Hirshaut might as well be talking about himself, since he doesn't seem to have plans to retire any time soon. But he's also fairly vague about the next step in his life. "We never know," he says, thinking back to his father's premature death. "Every day comes with a certain stress and you wonder how you're going to do what you have to do." But, he says, "The Good Lord helps."

Even with his faith in God, though, doesn't he ever get depressed?

Yes, he sighs deeply. Of course it's easy to get depressed. Hirshaut recalls driving home from work one night, weighed down by an especially difficult case. But suddenly he was struck by a realization: if he, the doctor, was immobilized by depression, there was no one left to help the patient. "Who's going to get the patient out of this hole? Who's going to get him out of this terrible situation?" he asked himself. "So I said enough depression, let's see what we can do to try and rescue the patient."
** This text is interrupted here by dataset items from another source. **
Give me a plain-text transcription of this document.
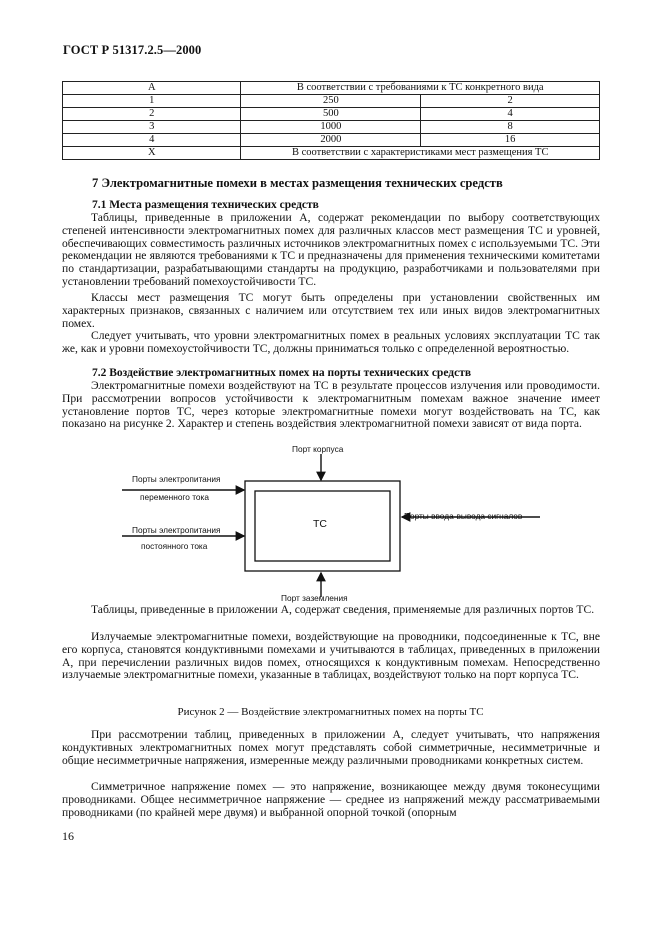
ГОСТ Р 51317.2.5—2000
А	В соответствии с требованиями к ТС конкретного вида	
1	250	2
2	500	4
3	1000	8
4	2000	16
Х	В соответствии с характеристиками мест размещения ТС	
7 Электромагнитные помехи в местах размещения технических средств
7.1 Места размещения технических средств

Таблицы, приведенные в приложении А, содержат рекомендации по выбору соответствующих степеней интенсивности электромагнитных помех для различных классов мест размещения ТС и уровней, обеспечивающих совместимость различных источников электромагнитных помех с используемыми ТС. Эти рекомендации не являются требованиями к ТС и предназначены для применения техническими комитетами по стандартизации, разрабатывающими стандарты на продукцию, разработчиками и пользователями при установлении требований помехоустойчивости ТС.

Классы мест размещения ТС могут быть определены при установлении свойственных им характерных признаков, связанных с наличием или отсутствием тех или иных видов электромагнитных помех.

Следует учитывать, что уровни электромагнитных помех в реальных условиях эксплуатации ТС так же, как и уровни помехоустойчивости ТС, должны приниматься только с определенной вероятностью.

7.2 Воздействие электромагнитных помех на порты технических средств

Электромагнитные помехи воздействуют на ТС в результате процессов излучения или проводимости. При рассмотрении вопросов устойчивости к электромагнитным помехам важное значение имеет установление портов ТС, через которые электромагнитные помехи могут воздействовать на ТС, как показано на рисунке 2. Характер и степень воздействия электромагнитной помехи зависят от вида порта.

Порт корпуса
Порты электропитания
переменного тока
Порты электропитания
постоянного тока
Порты ввода-вывода сигналов
Порт заземления
ТС

Таблицы, приведенные в приложении А, содержат сведения, применяемые для различных портов ТС.

Излучаемые электромагнитные помехи, воздействующие на проводники, подсоединенные к ТС, вне его корпуса, становятся кондуктивными помехами и учитываются в таблицах, приведенных в приложении А, при перечислении различных видов помех, относящихся к кондуктивным помехам. Непосредственно излучаемые электромагнитные помехи, указанные в таблицах, воздействуют только на порт корпуса ТС.

Рисунок 2 — Воздействие электромагнитных помех на порты ТС

При рассмотрении таблиц, приведенных в приложении А, следует учитывать, что напряжения кондуктивных электромагнитных помех могут представлять собой симметричные, несимметричные и общие несимметричные напряжения, измеренные между различными проводниками конкретных систем.

Симметричное напряжение помех — это напряжение, возникающее между двумя токонесущими проводниками. Общее несимметричное напряжение — среднее из напряжений между рассматриваемыми проводниками (по крайней мере двумя) и выбранной опорной точкой (опорным

16
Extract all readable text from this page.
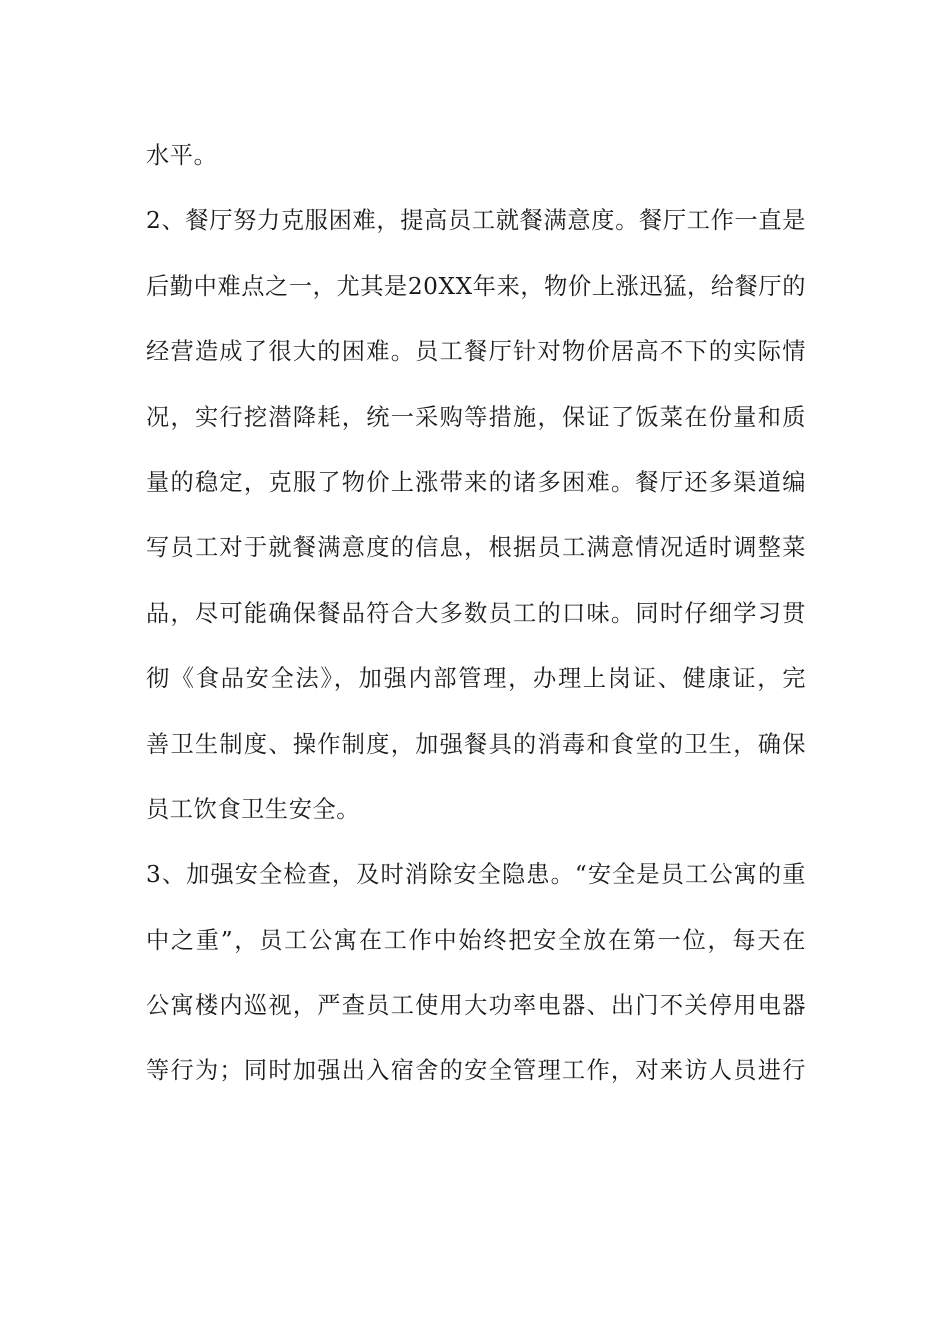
水平。
2、餐厅努力克服困难，提高员工就餐满意度。餐厅工作一直是
后勤中难点之一，尤其是20XX年来，物价上涨迅猛，给餐厅的
经营造成了很大的困难。员工餐厅针对物价居高不下的实际情
况，实行挖潜降耗，统一采购等措施，保证了饭菜在份量和质
量的稳定，克服了物价上涨带来的诸多困难。餐厅还多渠道编
写员工对于就餐满意度的信息，根据员工满意情况适时调整菜
品，尽可能确保餐品符合大多数员工的口味。同时仔细学习贯
彻《食品安全法》，加强内部管理，办理上岗证、健康证，完
善卫生制度、操作制度，加强餐具的消毒和食堂的卫生，确保
员工饮食卫生安全。
3、加强安全检查，及时消除安全隐患。“安全是员工公寓的重
中之重”，员工公寓在工作中始终把安全放在第一位，每天在
公寓楼内巡视，严查员工使用大功率电器、出门不关停用电器
等行为；同时加强出入宿舍的安全管理工作，对来访人员进行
In the Talmud, there is a phrase: "Tov she'b'rofim b'gehenom" - the best of the doctors go to hell. For some, the phrase is an indictment of the medical profession. For Hirshaut, however, it's the opposite. "If the patient is very sick and he has the experience of hell," Hirshaut explains, "the good doctor is the one who climbs down to join him and pulls him back up out of his suffering. That's the mission of the doctor: not to get overwhelmed with grief but, as everybody in a war has to do, help fight the battle. To win the day."